みなさんご存じの通り、草間さんの病気は、差別や偏見がとても残っている病気で、気が狂ってるとかキチガイとか、一般の人にはそう思われやすい性質のものです。ほんとのところは、異常と正常は、連続体のグラデーションのようなもので、完全に異常というものもなく、逆に、完全に正常というものもない、つまり異常と正常は、断絶してないという意見を見たこともありますが、個人的には、それは正しいと思います。めんどくさい書き方でごめんだけど、どんだけ正常と言われる人でも、異常な部分を持ってたりするし、逆もまた同じらしいんですね。すべてが異常と言うわけでもないと。草間さんは、病気の性質上、異常と言われやすい人です。でも、草間さんの著作とかいくつか読みましたけど、わたしには、草間さんは異常には見えませんでした。むしろ、とても理知的で、かなり戦略的です。少女のようでありながら、したたかな人だと思いました。わたしだけかな。まあ、イヤホンガイドで、いきなり自作の歌とか歌われると、そりゃびっくりするけどさ、でも、わたしはそれをもって異常だとは思いませんでした。面白い人だなと、個人的には思いました。他の人がどう思ってるかはわかんないけど。
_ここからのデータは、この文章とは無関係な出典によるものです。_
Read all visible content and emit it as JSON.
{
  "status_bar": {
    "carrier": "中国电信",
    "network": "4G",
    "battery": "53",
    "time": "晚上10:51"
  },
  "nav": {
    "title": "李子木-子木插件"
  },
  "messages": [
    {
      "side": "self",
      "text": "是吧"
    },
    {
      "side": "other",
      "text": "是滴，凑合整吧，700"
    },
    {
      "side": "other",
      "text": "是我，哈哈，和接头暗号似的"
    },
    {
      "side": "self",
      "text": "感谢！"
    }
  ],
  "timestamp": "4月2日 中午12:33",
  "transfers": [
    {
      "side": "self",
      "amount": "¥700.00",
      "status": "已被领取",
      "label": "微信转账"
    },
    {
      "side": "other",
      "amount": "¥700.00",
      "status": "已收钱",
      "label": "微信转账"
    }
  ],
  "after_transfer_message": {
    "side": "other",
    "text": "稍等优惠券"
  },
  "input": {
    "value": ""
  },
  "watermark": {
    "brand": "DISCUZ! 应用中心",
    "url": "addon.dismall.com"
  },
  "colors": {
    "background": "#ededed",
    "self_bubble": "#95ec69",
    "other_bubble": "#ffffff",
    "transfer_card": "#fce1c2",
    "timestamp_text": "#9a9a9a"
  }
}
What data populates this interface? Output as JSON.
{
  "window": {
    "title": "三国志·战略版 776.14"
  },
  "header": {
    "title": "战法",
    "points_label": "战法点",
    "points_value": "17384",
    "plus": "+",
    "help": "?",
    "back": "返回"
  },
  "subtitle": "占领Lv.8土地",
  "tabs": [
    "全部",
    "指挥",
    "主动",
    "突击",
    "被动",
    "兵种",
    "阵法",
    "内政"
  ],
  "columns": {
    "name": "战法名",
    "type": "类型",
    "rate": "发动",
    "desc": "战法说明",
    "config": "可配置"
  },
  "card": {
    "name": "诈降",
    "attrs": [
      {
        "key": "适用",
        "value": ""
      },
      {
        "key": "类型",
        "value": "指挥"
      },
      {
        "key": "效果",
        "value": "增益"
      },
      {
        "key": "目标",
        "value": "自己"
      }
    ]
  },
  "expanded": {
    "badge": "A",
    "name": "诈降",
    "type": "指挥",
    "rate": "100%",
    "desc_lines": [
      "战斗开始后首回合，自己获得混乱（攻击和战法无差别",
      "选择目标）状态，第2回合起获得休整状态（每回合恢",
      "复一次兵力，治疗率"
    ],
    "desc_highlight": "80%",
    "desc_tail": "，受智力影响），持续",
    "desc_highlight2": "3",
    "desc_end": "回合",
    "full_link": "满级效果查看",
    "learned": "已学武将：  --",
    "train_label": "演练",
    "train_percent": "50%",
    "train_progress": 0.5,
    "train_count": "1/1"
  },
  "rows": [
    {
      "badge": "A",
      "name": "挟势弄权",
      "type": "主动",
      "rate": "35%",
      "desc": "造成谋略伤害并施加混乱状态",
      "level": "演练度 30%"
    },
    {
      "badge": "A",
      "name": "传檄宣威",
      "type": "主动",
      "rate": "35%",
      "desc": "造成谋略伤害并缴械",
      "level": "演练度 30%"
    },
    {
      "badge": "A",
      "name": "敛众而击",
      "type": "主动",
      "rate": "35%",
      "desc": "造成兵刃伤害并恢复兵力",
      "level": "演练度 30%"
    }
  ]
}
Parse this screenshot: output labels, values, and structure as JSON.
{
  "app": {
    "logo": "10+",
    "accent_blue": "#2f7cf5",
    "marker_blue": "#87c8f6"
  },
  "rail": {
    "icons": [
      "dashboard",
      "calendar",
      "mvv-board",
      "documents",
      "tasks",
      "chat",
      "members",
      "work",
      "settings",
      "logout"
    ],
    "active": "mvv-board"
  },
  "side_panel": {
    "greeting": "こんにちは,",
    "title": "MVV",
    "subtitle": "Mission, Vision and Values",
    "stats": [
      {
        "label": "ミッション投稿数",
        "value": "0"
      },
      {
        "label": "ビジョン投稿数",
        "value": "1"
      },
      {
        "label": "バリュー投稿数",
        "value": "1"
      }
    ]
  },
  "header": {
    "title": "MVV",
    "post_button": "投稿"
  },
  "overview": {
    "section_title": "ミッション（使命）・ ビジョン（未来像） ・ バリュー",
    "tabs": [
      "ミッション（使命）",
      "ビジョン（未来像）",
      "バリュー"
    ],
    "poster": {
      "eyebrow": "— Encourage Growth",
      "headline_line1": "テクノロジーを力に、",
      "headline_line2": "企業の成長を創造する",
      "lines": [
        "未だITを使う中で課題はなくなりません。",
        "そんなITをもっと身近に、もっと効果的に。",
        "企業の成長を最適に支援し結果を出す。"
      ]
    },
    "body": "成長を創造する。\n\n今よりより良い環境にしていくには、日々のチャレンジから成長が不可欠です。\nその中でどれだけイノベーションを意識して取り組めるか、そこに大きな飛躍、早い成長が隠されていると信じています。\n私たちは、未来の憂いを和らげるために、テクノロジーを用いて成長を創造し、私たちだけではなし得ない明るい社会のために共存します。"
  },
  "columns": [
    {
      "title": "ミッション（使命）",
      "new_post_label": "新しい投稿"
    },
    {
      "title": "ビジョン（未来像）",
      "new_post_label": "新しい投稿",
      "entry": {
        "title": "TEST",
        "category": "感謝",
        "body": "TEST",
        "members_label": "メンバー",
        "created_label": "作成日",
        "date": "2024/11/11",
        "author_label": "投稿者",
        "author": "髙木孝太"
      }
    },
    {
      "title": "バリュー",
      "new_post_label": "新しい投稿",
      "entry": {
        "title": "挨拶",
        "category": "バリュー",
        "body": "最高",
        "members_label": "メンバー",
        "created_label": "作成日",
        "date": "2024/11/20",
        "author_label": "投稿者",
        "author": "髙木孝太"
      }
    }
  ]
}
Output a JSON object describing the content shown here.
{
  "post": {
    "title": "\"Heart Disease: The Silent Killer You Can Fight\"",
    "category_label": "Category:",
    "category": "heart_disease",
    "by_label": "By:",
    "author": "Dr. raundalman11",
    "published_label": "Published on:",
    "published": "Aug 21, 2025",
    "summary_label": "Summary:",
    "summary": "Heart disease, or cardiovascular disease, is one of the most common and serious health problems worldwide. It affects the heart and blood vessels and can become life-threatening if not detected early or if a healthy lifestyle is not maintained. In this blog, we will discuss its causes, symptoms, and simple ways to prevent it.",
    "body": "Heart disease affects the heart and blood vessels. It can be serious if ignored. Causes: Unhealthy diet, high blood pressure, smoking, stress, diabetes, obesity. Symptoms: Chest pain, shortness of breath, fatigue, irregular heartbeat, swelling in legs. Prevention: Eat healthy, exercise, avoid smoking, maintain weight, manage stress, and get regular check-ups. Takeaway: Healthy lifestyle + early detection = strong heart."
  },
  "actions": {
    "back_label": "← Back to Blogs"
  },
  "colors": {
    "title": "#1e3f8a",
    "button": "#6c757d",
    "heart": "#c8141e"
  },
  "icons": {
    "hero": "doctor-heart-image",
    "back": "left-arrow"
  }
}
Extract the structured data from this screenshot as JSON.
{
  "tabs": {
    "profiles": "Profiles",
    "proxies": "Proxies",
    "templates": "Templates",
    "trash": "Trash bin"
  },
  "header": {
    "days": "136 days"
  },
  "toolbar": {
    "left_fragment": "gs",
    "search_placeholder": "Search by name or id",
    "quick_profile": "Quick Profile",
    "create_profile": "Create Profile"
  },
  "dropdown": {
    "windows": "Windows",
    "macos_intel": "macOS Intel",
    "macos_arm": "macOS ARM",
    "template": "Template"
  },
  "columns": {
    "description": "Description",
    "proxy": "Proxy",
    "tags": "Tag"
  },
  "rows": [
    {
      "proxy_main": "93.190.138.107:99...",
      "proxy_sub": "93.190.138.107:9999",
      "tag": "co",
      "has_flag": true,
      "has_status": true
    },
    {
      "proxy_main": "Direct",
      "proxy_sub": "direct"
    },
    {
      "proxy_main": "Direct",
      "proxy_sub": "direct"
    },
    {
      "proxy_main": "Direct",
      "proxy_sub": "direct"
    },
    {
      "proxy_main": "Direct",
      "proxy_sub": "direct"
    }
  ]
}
まあ、でも、問題はイヤホンガイドではなくて、会場内でたまたま聞いてしまった言葉です。「キチガイだから描けるんだね」とか「やっぱりこのひとは気が狂ってる」とか。正直、やめてくれよと思いました。それまですごく楽しく展示を見ていたのに、冷や水をぶっかけられた気持ちになりました。確かに、草間さんは病気です。代表作の水玉模様は、病気由来のものです。それは知ってる。わたしが言わなくても、多分、みんなも知ってると思うけど。でも、じゃあ、それはキチガイだから?気が狂ってるから?出典がどの著作か忘れてごめんなんですが、単に、病気の症状を描いたり、病気の苦しさを和らげるために、生きるために描いたものではなかったの?それを、なぜキチガイとか気が狂ってるとか、そんな言葉に落とし込んでしまうのか、わたしにはわかりませんでした。その人たちは、一周回って、誉めてるつもりなのかもしれないけど、「キチガイなのにすごい」とか、「気が狂ってるのにすごい」とか、それって全然誉めてなくね?偏見や差別とどう違うの?むしろ、こっちが聞いてて恥ずかしかったです。病気の人に対して、ものすごい上から目線じゃないかと思いました。それに、一生自分には関わりないと思ってんだろうなと。その神経がすごいなと、ある意味で感心しました。無知ってすげえ。皮肉すぎた?ごめん。自分のことじゃないのに、激怒してる自分が、自分自身、ある意味滑稽でもあるんですが。草間さんも、こういう反応、想定してると思うし、何なら今までだって絶対たくさんあったと思うんですよ。想像だけど。そんな中、草間さんが今まで闘ってきた歴史の重みを考えると、ほんとにすごいと思う。悲しかったこともたくさんたくさんあると思います。逆に、偏見や差別をしたたかに利用してる面もあると思いますが。

言いたくないけど、病気についての理解が進んでない現状では、良くはないけど仕方ない面もあるし。このままでいいとは、全く思わないですが。言ってた人も悪気はないと思うんだけど、ほんと引っ掛かりました。長文でごめん。展覧会自体は、ほんと良かったです!興味ある方はぜひ!